Les nouvelles règles et évolutions législatives en matière d’expulsion
En 2023, la loi du 27 juillet 2023 a introduit plusieurs changements significatifs dans les règles d’expulsion et les droits des propriétaires. Cette loi, qui vise à protéger les logements contre l’occupation illicite, apporte des mesures renforcées pour faciliter les expulsions dans certains cas :
- Résiliation automatique des baux : la loi permet désormais aux propriétaires d’inclure une clause de résiliation automatique dans les contrats de bail en cas de loyers impayés. Cela signifie que si un locataire ne paie pas son loyer, le contrat peut être résilié de plein droit sans qu’une procédure judiciaire ne soit nécessaire.
- Sanctions contre les squatteurs : les sanctions contre les squatteurs ont été renforcées. Les personnes qui occupent illégalement un logement peuvent être condamnées à une amende pouvant aller jusqu’à 7 500 euros s’ils ne quittent pas les lieux après une décision d’expulsion.
- Renforcement des missions des CCAPEX : les commissions de coordination des actions de prévention des expulsions locatives (CCAPEX) ont vu leurs missions renforcées. Ces commissions départementales jouent un rôle clé dans la prévention des expulsions, notamment en facilitant les arrangements financiers entre locataires et propriétaires et en offrant un soutien pour la reprise des paiements de loyer.
Statistiques et tendances
- 2001 – 2010 : le nombre d’expulsions a augmenté régulièrement, passant de 8 000 à 19 000 expulsions par an.
- 2011 – 2023 : la tendance à la hausse s’accentue, avec un pic de 45 000 expulsions en 2023, en raison des retards accumulés durant la pandémie de Covid-19 et des difficultés économiques croissantes.
Le graphique ci-dessus illustre l’évolution du nombre d’expulsions avec intervention des forces de l’ordre en France entre 2001 et 2023. On observe une hausse progressive au fil des ans, avec une augmentation notable à partir des années 2010, atteignant plus de 45 000 expulsions en 2023.

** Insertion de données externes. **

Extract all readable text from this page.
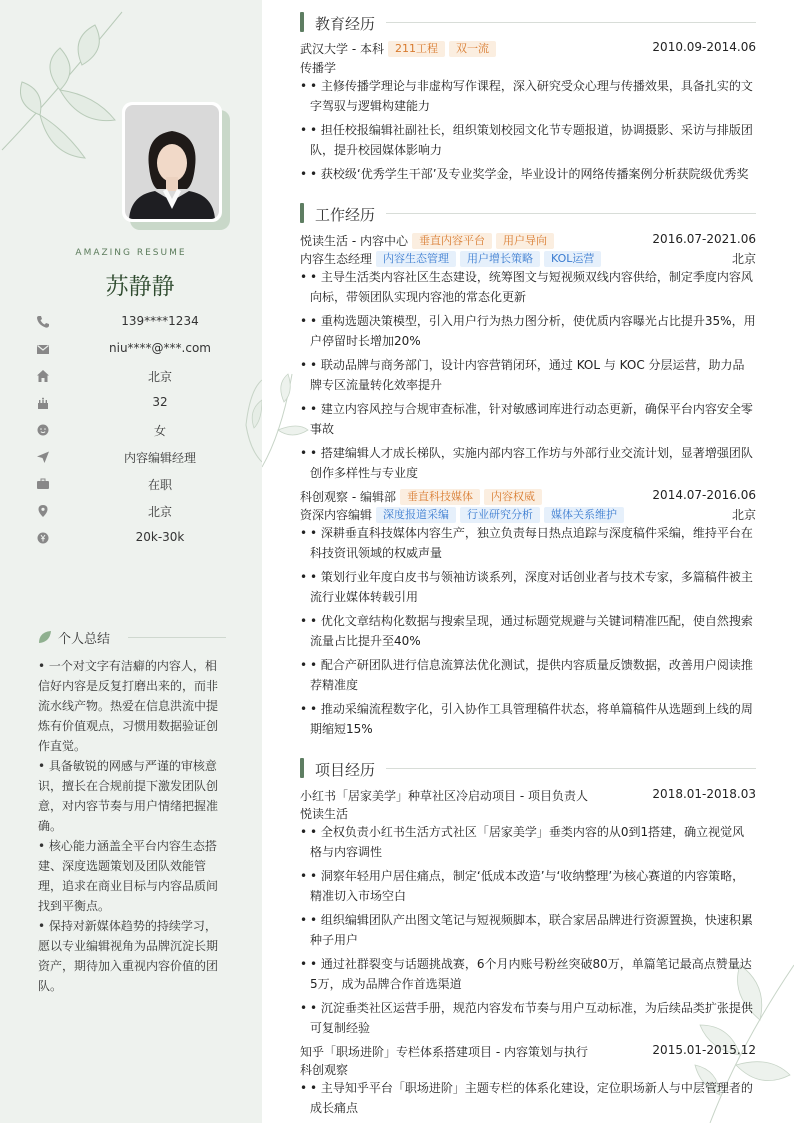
AMAZING RESUME
苏静静
139****1234
niu****@***.com
北京
32
女
内容编辑经理
在职
北京
20k-30k
个人总结

• 一个对文字有洁癖的内容人，相信好内容是反复打磨出来的，而非流水线产物。热爱在信息洪流中提炼有价值观点，习惯用数据验证创作直觉。

• 具备敏锐的网感与严谨的审核意识，擅长在合规前提下激发团队创意，对内容节奏与用户情绪把握准确。

• 核心能力涵盖全平台内容生态搭建、深度选题策划及团队效能管理，追求在商业目标与内容品质间找到平衡点。

• 保持对新媒体趋势的持续学习，愿以专业编辑视角为品牌沉淀长期资产，期待加入重视内容价值的团队。

教育经历
武汉大学 - 本科 211工程 双一流	2010.09-2014.06
传播学
• • 主修传播学理论与非虚构写作课程，深入研究受众心理与传播效果，具备扎实的文字驾驭与逻辑构建能力
• • 担任校报编辑社副社长，组织策划校园文化节专题报道，协调摄影、采访与排版团队，提升校园媒体影响力
• • 获校级‘优秀学生干部’及专业奖学金，毕业设计的网络传播案例分析获院级优秀奖
工作经历
悦读生活 - 内容中心 垂直内容平台 用户导向	2016.07-2021.06
内容生态经理 内容生态管理 用户增长策略 KOL运营	北京
• • 主导生活类内容社区生态建设，统筹图文与短视频双线内容供给，制定季度内容风向标，带领团队实现内容池的常态化更新
• • 重构选题决策模型，引入用户行为热力图分析，使优质内容曝光占比提升35%，用户停留时长增加20%
• • 联动品牌与商务部门，设计内容营销闭环，通过 KOL 与 KOC 分层运营，助力品牌专区流量转化效率提升
• • 建立内容风控与合规审查标准，针对敏感词库进行动态更新，确保平台内容安全零事故
• • 搭建编辑人才成长梯队，实施内部内容工作坊与外部行业交流计划，显著增强团队创作多样性与专业度
科创观察 - 编辑部 垂直科技媒体 内容权威	2014.07-2016.06
资深内容编辑 深度报道采编 行业研究分析 媒体关系维护	北京
• • 深耕垂直科技媒体内容生产，独立负责每日热点追踪与深度稿件采编，维持平台在科技资讯领域的权威声量
• • 策划行业年度白皮书与领袖访谈系列，深度对话创业者与技术专家，多篇稿件被主流行业媒体转载引用
• • 优化文章结构化数据与搜索呈现，通过标题党规避与关键词精准匹配，使自然搜索流量占比提升至40%
• • 配合产研团队进行信息流算法优化测试，提供内容质量反馈数据，改善用户阅读推荐精准度
• • 推动采编流程数字化，引入协作工具管理稿件状态，将单篇稿件从选题到上线的周期缩短15%
项目经历
小红书「居家美学」种草社区冷启动项目 - 项目负责人	2018.01-2018.03
悦读生活
• • 全权负责小红书生活方式社区「居家美学」垂类内容的从0到1搭建，确立视觉风格与内容调性
• • 洞察年轻用户居住痛点，制定‘低成本改造’与‘收纳整理’为核心赛道的内容策略，精准切入市场空白
• • 组织编辑团队产出图文笔记与短视频脚本，联合家居品牌进行资源置换，快速积累种子用户
• • 通过社群裂变与话题挑战赛，6个月内账号粉丝突破80万，单篇笔记最高点赞量达5万，成为品牌合作首选渠道
• • 沉淀垂类社区运营手册，规范内容发布节奏与用户互动标准，为后续品类扩张提供可复制经验
知乎「职场进阶」专栏体系搭建项目 - 内容策划与执行	2015.01-2015.12
科创观察
• • 主导知乎平台「职场进阶」主题专栏的体系化建设，定位职场新人与中层管理者的成长痛点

Tableau récapitulatif des règles de la trêve hivernale
📝 Règle | ❄️ Détails |
---|---|
Dates de la trêve | Du 1er novembre 2023 au 31 mars 2024 |
Expulsions | Suspendues sauf exceptions (logements dangereux, squatteurs, ordonnances de protection pour violences conjugales) |
Coupures d’énergie | Interdites sauf réduction de puissance à 1 kVA minimum |
Aides disponibles | APL, FSL, chèque énergie, aides de la CAF |
Nouvelle loi 2023 | Résiliation automatique des baux pour impayés, sanctions renforcées contre les squatteurs, missions renforcées pour les CCAPEX |
Démarches pour propriétaires | Possibilité d’engager des procédures judiciaires pendant la trêve pour accélérer les expulsions après le 1er avril |
La trêve hivernale est un dispositif fondamental pour protéger les ménages vulnérables pendant l’hiver, mais elle ne constitue qu’un sursis temporaire. À la fin de cette période, les expulsions peuvent reprendre, et il est nécessaire pour les locataires en difficulté de prendre les devants en négociant avec leurs propriétaires, en sollicitant des aides financières, et en se préparant à rembourser les dettes accumulées.